The Boy in the Suitcase - Lene Kaaberbol [108]
ABC, she thought. Airways, Breathing, Circulation. She knelt next to him, tilting back his head a little to check his mouth. No blood, which was encouraging, and no obstructions. He blinked and gazed at her with eyes that might be unfocused and shocky, but still seemed reasonably present.
“What happened?” she asked, not only because she wanted to know but also to establish contact and to find out whether he could answer.
He didn’t even attempt to reply, just closed his eyes again, but it seemed more dispirited than actually comatose. He wasn’t unconscious, in her estimation; his breathing was fast and pain-afflicted, but unhindered, and his hands reasonably warm. There seemed to be no catastrophic hemorrhage going on, inside or out. She pulled the bloodied shirt to one side. He had been shot high in the chest, above the heart. The entrance wound was not enormous, but she could see no exit wound, which suggested that the projectile was still somewhere in his body, possibly lodged against the scapula. That, too, was to his advantage right now. Exit wounds were messy. Cautiously, she pushed back the lips of the wound. She could see splinters of bone in among the bleeding tissue. The man’s collarbone had been shattered. The sharp fragments worked like shrapnel inside his shoulder, increasing both the bleeding and the pain, but the shot must have missed all major arteries, and he was not lethally wounded. He was beginning to rock back and forth, probably in an effort to escape what was no doubt a significant level of pain.
“Hold still,” she said. “Moving makes it worse.”
He heard her.
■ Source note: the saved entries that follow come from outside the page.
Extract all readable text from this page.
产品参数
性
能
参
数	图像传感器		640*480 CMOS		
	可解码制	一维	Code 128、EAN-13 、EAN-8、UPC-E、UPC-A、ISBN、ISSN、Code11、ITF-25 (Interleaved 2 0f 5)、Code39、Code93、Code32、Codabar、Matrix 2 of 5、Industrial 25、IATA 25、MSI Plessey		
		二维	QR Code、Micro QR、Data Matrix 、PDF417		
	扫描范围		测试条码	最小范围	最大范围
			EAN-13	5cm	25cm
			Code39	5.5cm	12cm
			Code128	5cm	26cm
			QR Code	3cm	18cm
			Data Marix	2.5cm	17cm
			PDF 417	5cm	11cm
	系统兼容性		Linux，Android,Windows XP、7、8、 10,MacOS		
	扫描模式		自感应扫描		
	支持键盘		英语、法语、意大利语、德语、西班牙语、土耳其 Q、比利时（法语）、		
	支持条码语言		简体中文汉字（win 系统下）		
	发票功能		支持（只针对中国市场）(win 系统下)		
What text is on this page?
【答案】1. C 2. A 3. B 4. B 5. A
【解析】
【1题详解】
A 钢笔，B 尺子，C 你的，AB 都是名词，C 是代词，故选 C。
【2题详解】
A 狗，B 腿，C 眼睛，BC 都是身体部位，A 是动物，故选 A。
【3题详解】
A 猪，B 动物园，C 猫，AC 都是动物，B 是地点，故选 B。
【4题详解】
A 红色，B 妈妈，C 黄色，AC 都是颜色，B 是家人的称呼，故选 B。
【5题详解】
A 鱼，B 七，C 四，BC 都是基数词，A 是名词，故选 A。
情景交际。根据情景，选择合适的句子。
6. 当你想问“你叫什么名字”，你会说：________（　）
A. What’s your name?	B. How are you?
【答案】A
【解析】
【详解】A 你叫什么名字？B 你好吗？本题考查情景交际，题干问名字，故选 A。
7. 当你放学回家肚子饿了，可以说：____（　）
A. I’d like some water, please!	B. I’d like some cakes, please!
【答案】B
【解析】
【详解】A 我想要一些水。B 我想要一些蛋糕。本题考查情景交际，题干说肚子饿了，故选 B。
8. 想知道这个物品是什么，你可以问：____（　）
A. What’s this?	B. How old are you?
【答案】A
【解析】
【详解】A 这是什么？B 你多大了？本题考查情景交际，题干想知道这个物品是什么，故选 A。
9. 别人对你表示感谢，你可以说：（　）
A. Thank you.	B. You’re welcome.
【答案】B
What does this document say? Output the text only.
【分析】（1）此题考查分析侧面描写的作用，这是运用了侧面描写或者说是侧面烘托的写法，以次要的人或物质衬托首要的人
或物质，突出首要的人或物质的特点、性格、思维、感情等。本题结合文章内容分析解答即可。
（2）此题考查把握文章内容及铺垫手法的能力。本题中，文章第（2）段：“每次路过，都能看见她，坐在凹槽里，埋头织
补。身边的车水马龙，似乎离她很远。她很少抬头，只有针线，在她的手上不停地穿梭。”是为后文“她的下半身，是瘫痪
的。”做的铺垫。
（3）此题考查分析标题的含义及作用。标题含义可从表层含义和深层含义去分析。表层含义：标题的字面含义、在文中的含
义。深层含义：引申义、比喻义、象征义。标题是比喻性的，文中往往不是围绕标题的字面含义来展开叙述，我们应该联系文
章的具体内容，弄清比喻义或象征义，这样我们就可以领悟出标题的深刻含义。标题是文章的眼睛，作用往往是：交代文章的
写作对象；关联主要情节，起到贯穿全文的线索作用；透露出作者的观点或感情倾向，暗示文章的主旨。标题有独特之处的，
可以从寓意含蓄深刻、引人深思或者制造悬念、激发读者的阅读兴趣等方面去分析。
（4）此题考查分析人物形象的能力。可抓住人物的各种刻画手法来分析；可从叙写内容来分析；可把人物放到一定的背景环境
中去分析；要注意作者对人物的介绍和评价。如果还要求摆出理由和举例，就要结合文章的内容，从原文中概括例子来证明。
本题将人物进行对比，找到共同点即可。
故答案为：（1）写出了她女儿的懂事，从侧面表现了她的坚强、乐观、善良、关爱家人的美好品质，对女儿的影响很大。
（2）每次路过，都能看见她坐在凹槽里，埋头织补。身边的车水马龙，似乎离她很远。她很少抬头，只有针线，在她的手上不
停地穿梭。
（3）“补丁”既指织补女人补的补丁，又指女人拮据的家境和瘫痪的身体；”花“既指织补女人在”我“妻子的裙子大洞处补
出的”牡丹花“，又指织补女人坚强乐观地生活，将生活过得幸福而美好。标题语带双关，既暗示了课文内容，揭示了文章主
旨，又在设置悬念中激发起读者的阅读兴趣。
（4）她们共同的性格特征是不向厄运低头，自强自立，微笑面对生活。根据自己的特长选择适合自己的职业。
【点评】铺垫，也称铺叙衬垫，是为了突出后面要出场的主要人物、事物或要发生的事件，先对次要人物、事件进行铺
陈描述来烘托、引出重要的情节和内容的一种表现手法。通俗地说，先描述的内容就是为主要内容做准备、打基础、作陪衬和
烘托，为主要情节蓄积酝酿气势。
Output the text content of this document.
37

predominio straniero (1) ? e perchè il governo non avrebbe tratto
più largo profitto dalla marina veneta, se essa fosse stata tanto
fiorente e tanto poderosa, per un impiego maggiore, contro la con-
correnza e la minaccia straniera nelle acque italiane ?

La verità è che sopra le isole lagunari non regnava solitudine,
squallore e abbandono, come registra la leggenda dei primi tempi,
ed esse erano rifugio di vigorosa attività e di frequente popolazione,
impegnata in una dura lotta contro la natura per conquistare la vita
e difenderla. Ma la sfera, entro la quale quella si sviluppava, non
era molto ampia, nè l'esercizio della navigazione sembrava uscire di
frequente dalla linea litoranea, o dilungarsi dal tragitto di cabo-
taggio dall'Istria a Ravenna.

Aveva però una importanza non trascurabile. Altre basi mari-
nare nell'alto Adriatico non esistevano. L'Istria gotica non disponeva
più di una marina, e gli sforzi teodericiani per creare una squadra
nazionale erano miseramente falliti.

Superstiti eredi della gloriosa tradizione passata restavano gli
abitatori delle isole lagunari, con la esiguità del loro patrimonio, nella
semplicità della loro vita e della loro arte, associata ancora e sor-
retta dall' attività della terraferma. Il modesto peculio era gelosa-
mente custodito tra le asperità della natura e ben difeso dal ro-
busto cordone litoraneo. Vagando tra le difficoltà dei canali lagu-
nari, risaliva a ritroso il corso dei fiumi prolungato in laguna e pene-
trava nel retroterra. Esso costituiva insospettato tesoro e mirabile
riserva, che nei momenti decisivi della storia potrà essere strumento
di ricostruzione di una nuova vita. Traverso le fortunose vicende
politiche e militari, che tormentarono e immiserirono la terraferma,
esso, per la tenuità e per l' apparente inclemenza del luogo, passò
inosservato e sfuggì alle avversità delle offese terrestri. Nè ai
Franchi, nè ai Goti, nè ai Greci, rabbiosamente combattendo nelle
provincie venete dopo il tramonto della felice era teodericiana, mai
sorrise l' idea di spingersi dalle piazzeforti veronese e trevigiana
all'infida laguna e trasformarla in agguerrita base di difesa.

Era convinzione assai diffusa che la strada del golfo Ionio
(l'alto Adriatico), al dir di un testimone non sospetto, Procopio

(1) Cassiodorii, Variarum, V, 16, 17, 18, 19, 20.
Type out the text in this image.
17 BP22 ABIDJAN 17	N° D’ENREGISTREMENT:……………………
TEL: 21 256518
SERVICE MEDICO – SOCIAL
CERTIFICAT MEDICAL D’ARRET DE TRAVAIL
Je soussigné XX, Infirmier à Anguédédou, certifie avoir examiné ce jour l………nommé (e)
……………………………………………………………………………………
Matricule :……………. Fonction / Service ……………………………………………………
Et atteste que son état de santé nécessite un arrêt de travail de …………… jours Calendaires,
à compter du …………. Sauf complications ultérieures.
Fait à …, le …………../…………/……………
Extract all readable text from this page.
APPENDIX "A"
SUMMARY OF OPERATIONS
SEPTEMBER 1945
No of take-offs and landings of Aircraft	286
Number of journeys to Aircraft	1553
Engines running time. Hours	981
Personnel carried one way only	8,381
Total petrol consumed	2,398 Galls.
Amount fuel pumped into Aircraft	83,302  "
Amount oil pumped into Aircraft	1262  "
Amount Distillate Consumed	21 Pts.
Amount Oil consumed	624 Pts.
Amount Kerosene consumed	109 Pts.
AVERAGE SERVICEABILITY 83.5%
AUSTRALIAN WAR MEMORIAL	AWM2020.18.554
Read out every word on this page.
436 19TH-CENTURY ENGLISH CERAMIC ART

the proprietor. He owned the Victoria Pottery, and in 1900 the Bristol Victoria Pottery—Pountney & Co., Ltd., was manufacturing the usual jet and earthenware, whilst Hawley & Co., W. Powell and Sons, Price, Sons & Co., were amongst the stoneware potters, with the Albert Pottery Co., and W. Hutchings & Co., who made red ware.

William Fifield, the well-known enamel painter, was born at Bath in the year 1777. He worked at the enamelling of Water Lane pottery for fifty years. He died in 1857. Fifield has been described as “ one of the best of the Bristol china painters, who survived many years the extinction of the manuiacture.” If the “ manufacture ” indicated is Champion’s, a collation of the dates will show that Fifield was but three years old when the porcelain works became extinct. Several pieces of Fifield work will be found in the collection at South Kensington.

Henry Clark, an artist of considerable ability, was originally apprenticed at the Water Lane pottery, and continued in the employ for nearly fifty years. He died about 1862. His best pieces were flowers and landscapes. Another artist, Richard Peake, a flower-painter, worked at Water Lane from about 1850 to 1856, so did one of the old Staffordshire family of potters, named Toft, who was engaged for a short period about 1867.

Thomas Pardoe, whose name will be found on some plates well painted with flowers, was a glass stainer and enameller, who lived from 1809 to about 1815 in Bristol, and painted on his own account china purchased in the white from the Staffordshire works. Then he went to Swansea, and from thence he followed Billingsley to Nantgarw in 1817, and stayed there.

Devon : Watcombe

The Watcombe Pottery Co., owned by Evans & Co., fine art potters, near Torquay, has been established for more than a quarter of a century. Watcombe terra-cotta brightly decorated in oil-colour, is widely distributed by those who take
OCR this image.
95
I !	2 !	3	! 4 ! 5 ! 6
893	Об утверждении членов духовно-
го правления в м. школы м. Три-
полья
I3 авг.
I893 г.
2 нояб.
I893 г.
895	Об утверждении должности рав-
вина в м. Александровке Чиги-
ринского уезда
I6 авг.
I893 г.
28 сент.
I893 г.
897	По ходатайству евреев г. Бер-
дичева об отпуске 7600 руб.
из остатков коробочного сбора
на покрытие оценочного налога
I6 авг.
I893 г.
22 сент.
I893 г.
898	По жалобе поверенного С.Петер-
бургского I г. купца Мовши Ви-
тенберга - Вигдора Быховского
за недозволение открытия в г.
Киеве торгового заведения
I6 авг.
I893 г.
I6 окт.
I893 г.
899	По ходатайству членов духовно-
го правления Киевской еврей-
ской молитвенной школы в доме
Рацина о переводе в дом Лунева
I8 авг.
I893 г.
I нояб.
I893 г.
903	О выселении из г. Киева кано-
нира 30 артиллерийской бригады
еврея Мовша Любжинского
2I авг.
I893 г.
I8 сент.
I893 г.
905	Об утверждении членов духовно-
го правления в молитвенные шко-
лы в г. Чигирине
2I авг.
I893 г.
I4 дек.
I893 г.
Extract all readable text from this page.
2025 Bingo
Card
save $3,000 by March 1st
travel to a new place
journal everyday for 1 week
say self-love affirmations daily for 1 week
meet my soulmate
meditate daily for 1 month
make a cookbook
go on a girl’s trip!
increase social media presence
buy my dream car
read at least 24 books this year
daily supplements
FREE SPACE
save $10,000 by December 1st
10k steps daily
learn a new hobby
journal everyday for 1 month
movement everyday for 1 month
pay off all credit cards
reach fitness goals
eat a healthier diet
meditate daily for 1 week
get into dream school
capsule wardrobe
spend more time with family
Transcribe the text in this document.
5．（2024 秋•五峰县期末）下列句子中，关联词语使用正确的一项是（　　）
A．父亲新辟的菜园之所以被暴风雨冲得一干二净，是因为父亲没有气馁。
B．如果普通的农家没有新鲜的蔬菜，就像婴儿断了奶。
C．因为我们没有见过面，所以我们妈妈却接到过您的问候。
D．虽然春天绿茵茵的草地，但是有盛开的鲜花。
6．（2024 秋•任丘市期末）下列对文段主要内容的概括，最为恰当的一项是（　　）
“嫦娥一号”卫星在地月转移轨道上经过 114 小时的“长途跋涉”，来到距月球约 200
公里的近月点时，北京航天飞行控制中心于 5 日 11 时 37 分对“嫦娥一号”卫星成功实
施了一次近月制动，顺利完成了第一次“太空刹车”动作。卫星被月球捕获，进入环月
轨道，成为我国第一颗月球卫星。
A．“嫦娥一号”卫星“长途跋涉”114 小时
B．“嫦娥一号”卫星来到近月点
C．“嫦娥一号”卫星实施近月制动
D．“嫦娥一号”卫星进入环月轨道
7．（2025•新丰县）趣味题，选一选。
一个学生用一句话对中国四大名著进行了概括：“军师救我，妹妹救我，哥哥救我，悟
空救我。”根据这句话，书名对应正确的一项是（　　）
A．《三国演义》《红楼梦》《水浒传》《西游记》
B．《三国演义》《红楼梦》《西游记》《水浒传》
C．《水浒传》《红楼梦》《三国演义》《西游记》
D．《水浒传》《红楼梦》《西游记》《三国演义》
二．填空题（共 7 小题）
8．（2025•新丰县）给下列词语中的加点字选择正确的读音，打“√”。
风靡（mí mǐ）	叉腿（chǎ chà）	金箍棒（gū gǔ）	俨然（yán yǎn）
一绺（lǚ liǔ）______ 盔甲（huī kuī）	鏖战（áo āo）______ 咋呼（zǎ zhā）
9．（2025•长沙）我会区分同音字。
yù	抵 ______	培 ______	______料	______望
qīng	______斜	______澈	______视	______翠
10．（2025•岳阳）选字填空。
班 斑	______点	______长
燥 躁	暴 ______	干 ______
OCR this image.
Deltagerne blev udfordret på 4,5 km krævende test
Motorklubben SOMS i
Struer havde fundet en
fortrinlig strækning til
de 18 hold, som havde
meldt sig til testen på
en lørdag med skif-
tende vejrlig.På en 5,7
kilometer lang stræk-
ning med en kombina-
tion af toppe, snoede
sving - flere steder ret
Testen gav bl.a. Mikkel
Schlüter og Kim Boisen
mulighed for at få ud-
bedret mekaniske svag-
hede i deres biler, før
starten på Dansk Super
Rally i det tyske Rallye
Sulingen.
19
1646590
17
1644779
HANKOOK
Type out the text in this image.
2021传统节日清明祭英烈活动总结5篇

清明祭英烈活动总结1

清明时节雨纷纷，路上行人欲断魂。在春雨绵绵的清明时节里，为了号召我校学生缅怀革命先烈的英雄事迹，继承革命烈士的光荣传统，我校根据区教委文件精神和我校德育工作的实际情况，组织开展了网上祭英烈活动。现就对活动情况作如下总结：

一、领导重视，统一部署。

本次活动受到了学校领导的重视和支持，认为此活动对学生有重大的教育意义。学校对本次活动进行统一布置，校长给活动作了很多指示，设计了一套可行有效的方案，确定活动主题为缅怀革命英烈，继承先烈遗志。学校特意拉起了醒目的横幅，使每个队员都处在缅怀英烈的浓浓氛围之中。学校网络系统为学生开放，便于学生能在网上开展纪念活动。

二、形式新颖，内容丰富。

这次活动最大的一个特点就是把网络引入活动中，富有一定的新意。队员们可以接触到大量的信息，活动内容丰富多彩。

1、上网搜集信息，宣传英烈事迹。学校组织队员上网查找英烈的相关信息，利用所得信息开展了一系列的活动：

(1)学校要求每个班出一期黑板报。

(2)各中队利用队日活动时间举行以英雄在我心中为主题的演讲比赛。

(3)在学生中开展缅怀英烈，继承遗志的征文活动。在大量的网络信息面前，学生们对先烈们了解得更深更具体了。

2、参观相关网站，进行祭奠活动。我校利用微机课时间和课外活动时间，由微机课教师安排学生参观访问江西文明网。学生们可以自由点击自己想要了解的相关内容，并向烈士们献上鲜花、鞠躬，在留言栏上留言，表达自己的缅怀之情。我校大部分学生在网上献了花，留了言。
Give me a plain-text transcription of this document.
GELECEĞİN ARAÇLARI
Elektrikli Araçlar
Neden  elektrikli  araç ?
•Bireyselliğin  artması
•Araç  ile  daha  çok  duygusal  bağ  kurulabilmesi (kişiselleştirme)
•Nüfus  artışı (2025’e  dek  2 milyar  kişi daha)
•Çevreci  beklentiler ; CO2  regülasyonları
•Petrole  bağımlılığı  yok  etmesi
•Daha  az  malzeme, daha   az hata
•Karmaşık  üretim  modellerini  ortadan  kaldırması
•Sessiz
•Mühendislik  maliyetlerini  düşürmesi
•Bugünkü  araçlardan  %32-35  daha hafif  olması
He stopped rocking, even though his eyes stayed firmly closed.
Nina glanced around for anything that might be used as an emergency compress, but this was not the kind of home that had tablecloths and cozy plaids and decorative cushions on the couch. In the end, she took off her own shirt and used it for a makeshift bandage; there was nothing she could cover him with to alleviate the effects of the shock, and the only thing she could use to pillow his head were the blood-spattered dollar bundles.
She had done what could be done for him. She turned her attention on the woman.
She was struggling feverishly against her bonds. Her smooth brown hair stuck damply to her forehead, and she had obviously been crying. There was something familiar about her, but Nina couldn’t quite pinpoint what.
Nina had pushed the cries of the younger woman from her consciousness while tending to the injured man, and this might have given her the impression that Nina didn’t care and wouldn’t help her. At any rate, she had stopped shouting. But now her eyes glittered wetly, and she spoke, in slow careful English.
“Please. Help me.”
Nina spotted a box cutter in the jumble of tools, wires, and whatnots scattered on the coffee table from an upturned toolbox. She used it to cut the tape that held the woman down. The minute she was free, the woman catapulted off the floor and exploded into motion with a speed that seemed out of sync with her short, square, unathletic figure. She seized the toolbox with her good hand and ran out of room.
At that moment, shots rang out from above. Two shots, close together.
Nina suffered a brief moment of doubt. She glanced at the injured man. She wasn’t sure how stable his condition was, but there was little else she could do for him now. She wiped both hands across her face. They were trembling, she noted, little sharp jitters she couldn’t control. She checked her watch again to steady herself, and at that moment her subconscious finally came up with the answer, and she knew who the woman must be.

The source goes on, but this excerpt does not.